Goldman Sachs is set to lay off around 1,300 to 1,800 employees as part of its yearly review, according to The Wall Street Journal. This represents about 3% to 4% of the company’s global workforce, which was approximately 45,300 people last year. The job cuts will affect various divisions within the bank.
These layoffs have already started and will continue through the fall. They are part of Goldman’s regular “strategic resource assessment” (SRA), which is an annual process.
A Goldman spokesperson, Tony Fratto, mentioned that these reviews are routine and expected, and the bank’s overall employee count is expected to be higher by the end of 2024 compared to 2023.
Goldman typically reduces its workforce by 2% to 7% each year based on performance and other factors, though this percentage can change depending on the market and the bank’s financial outlook. One key factor being considered this year is in-office attendance, as the bank has become stricter about employees working from the office post-pandemic.

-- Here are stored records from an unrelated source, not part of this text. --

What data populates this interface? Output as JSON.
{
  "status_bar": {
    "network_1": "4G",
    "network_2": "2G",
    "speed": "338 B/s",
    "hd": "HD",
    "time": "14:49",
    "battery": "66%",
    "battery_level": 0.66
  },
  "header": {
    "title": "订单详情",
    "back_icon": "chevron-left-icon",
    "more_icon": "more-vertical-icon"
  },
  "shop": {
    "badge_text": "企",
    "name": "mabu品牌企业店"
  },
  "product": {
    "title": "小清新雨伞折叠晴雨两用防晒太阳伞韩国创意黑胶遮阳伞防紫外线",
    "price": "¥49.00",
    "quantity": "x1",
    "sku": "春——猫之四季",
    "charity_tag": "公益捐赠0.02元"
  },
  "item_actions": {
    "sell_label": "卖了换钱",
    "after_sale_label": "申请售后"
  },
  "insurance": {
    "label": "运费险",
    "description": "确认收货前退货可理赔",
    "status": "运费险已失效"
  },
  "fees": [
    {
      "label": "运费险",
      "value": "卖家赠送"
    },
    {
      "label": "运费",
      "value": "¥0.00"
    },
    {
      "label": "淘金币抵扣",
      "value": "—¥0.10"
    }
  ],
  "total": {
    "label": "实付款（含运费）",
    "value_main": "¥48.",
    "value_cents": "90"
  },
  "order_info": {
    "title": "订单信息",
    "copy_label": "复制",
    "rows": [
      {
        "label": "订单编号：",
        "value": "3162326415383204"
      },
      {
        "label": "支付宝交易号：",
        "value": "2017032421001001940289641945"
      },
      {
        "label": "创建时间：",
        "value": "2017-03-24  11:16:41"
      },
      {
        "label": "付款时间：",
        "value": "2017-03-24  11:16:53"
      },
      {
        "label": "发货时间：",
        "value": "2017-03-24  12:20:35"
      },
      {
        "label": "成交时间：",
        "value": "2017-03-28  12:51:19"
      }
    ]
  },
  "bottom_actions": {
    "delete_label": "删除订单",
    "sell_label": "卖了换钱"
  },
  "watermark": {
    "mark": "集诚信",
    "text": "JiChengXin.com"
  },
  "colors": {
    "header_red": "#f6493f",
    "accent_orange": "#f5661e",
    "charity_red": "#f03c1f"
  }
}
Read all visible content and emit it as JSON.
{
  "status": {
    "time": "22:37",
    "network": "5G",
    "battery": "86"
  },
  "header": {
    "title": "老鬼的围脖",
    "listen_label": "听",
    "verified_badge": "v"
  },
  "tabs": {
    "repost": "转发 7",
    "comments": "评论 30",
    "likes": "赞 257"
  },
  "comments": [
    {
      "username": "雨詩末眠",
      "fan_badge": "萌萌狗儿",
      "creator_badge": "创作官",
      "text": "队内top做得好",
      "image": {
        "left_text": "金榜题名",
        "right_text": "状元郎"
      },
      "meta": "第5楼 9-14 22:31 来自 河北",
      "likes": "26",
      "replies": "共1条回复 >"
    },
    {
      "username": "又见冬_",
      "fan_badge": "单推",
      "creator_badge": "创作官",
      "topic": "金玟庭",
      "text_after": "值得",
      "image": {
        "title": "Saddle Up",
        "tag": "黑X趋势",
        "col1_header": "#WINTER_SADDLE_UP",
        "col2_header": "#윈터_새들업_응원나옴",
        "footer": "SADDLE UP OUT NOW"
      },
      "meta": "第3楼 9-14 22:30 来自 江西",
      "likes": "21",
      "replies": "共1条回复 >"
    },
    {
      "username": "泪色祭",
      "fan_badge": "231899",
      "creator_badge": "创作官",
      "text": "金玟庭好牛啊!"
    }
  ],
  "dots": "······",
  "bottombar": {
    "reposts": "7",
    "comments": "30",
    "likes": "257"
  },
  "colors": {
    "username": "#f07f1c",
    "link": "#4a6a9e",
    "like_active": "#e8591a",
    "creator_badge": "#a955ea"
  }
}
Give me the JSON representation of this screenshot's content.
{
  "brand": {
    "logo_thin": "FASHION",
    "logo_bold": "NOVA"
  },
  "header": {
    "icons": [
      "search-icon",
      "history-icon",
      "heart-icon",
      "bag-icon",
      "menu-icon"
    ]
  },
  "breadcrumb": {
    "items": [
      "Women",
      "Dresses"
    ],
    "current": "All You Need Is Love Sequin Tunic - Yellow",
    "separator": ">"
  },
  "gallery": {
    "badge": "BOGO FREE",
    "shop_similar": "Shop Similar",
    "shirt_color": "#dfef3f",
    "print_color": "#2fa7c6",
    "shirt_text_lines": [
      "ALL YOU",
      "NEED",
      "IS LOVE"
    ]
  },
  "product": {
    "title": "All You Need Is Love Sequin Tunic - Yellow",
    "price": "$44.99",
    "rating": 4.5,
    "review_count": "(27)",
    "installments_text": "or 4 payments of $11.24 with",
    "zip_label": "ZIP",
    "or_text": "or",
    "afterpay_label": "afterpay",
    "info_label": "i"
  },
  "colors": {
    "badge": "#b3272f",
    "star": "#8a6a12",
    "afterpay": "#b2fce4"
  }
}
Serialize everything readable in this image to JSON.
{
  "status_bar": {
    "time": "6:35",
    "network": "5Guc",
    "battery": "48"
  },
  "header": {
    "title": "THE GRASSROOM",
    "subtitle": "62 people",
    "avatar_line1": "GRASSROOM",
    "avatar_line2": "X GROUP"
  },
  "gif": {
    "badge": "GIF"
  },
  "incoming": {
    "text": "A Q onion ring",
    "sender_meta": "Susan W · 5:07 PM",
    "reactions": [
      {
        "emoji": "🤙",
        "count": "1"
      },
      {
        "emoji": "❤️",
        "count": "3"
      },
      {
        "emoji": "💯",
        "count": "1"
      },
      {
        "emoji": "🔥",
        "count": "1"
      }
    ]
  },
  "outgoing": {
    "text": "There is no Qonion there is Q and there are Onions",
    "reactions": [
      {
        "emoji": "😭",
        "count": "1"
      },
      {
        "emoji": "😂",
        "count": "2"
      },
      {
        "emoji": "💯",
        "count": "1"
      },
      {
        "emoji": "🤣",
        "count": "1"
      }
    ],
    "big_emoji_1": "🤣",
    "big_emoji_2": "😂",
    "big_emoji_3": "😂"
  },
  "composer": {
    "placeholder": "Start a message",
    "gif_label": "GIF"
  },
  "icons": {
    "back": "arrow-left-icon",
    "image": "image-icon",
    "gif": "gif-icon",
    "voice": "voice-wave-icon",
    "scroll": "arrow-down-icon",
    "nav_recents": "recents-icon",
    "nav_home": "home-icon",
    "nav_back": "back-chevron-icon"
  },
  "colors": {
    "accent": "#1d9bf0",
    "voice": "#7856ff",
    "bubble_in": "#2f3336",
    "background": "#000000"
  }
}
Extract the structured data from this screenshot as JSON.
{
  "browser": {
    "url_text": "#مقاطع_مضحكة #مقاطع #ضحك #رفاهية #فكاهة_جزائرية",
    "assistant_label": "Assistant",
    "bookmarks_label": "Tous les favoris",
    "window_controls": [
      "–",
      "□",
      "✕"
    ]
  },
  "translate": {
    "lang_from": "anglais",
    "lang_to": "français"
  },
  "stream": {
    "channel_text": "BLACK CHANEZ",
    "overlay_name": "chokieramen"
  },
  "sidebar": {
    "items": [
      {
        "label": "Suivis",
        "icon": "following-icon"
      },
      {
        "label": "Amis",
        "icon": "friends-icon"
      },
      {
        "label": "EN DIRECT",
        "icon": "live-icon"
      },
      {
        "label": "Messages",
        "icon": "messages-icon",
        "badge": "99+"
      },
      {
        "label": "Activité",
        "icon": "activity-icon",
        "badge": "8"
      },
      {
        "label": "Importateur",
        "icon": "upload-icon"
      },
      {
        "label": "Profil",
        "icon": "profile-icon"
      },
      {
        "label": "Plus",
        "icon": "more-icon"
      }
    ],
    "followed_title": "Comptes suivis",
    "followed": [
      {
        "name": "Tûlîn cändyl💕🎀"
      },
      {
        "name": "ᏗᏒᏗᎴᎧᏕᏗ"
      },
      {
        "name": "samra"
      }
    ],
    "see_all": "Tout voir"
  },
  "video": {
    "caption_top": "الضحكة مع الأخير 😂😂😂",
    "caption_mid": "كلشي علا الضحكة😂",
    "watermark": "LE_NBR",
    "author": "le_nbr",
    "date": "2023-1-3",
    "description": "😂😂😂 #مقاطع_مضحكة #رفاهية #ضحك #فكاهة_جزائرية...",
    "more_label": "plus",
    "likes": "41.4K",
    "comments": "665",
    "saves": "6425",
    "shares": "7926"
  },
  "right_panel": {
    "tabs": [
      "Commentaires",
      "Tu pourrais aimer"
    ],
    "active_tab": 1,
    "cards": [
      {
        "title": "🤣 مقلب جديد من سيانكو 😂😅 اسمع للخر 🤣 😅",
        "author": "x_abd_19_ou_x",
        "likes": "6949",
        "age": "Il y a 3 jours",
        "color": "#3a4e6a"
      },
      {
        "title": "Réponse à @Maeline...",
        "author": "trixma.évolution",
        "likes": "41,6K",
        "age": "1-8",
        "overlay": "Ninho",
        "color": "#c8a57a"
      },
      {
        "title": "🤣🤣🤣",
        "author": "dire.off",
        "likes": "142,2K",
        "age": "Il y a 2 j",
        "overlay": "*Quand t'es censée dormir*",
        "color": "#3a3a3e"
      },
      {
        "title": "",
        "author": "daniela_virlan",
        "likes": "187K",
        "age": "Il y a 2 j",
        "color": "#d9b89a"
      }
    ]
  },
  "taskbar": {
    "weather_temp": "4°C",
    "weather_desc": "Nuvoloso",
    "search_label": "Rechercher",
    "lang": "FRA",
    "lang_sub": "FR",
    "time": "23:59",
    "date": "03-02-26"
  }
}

Other big banks like JPMorgan and Citigroup also have similar processes to let go of underperforming employees each year.
Goldman had paused its SRA program during the pandemic when deal-making was at an all-time high but resumed it in 2022. The bank reported a 21% increase in investment-banking revenue in the second quarter of 2024 compared to the previous year, along with a 27% rise in its asset and wealth management business. CEO David Solomon stated that the bank is in the early stages of a recovery in capital markets and mergers & acquisitions.